Chemical nano-identification of a sample using normalized near-field spectroscopy

摘要

Apparatus and method for nano-identification a sample by measuring, with the use of evanescent waves, optical spectra of near-field interaction between the sample and optical nanoantenna oscillating at nano-distance above the sample and discriminating background backscattered radiation not sensitive to such near-field interaction. Discrimination may be effectuated by optical data acquisition at periodically repeated moments of nanoantenna oscillation without knowledge of distance separating nanoantenna and sample. Measurement includes chemical identification of sample on nano-scale, during which absolute value of phase corresponding to near-field radiation representing said interaction is measured directly, without offset. Calibration of apparatus and measurement is provided by performing, prior to sample measurement, a reference measurement of reference sample having known index of refraction.
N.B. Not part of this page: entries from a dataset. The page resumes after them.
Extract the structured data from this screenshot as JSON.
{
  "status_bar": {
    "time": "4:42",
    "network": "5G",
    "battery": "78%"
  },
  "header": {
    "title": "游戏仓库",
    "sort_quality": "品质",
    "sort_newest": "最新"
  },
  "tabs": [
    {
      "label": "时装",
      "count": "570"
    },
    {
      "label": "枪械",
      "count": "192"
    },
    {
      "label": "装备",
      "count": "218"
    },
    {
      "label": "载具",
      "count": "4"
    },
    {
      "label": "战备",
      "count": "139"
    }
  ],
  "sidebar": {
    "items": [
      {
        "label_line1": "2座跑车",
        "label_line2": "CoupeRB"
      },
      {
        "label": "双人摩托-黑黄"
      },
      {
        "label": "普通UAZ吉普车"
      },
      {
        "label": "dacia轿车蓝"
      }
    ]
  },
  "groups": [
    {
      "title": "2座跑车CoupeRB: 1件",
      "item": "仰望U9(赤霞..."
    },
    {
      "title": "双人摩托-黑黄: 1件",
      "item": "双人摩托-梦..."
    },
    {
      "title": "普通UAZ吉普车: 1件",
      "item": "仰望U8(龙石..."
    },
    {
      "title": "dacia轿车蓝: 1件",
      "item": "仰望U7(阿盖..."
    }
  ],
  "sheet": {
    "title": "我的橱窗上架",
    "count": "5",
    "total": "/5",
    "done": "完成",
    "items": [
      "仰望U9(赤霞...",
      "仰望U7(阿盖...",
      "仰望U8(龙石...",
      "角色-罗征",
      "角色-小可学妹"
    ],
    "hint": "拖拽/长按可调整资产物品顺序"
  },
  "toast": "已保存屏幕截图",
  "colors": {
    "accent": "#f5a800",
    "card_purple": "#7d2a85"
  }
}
Nano-identification is realized with sub-50 nm resolution and optionally, in the mid-infrared portion of the spectrum.

主权项

1. A method for optical characterization of a sample (SUT) using evanescent waves, the method comprising:
detecting, with an optical detector, an optical signal interferometrically formed by
(i) first electromagnetic radiation backscattered by a nanoantenna in response to being incident electromagnetic radiation, said nanoantenna being controllably movable above a surface of the SUT, and(ii) second electromagnetic radiation representing a portion of said incident electromagnetic radiation, a phase-delay equal to a difference between a phase of the second electromagnetic radiation and a phase of the first electromagnetic radiation being variable; to form an optical data output; processing said optical data output in time domain to extract a first portion of said optical data output that represents electromagnetic field caused by near-field interaction between the nanoantenna and the surface of the SUT during a motion of the nanoantenna above the SUT, wherein said motion includes a recurring motion; and negating a contribution of said background electromagnetic radiation by irradiating the nanoantenna with light from a continuous-wave (CW) laser source, and detecting said optical signal only at the moments corresponding to a chosen phase of the recurring motion.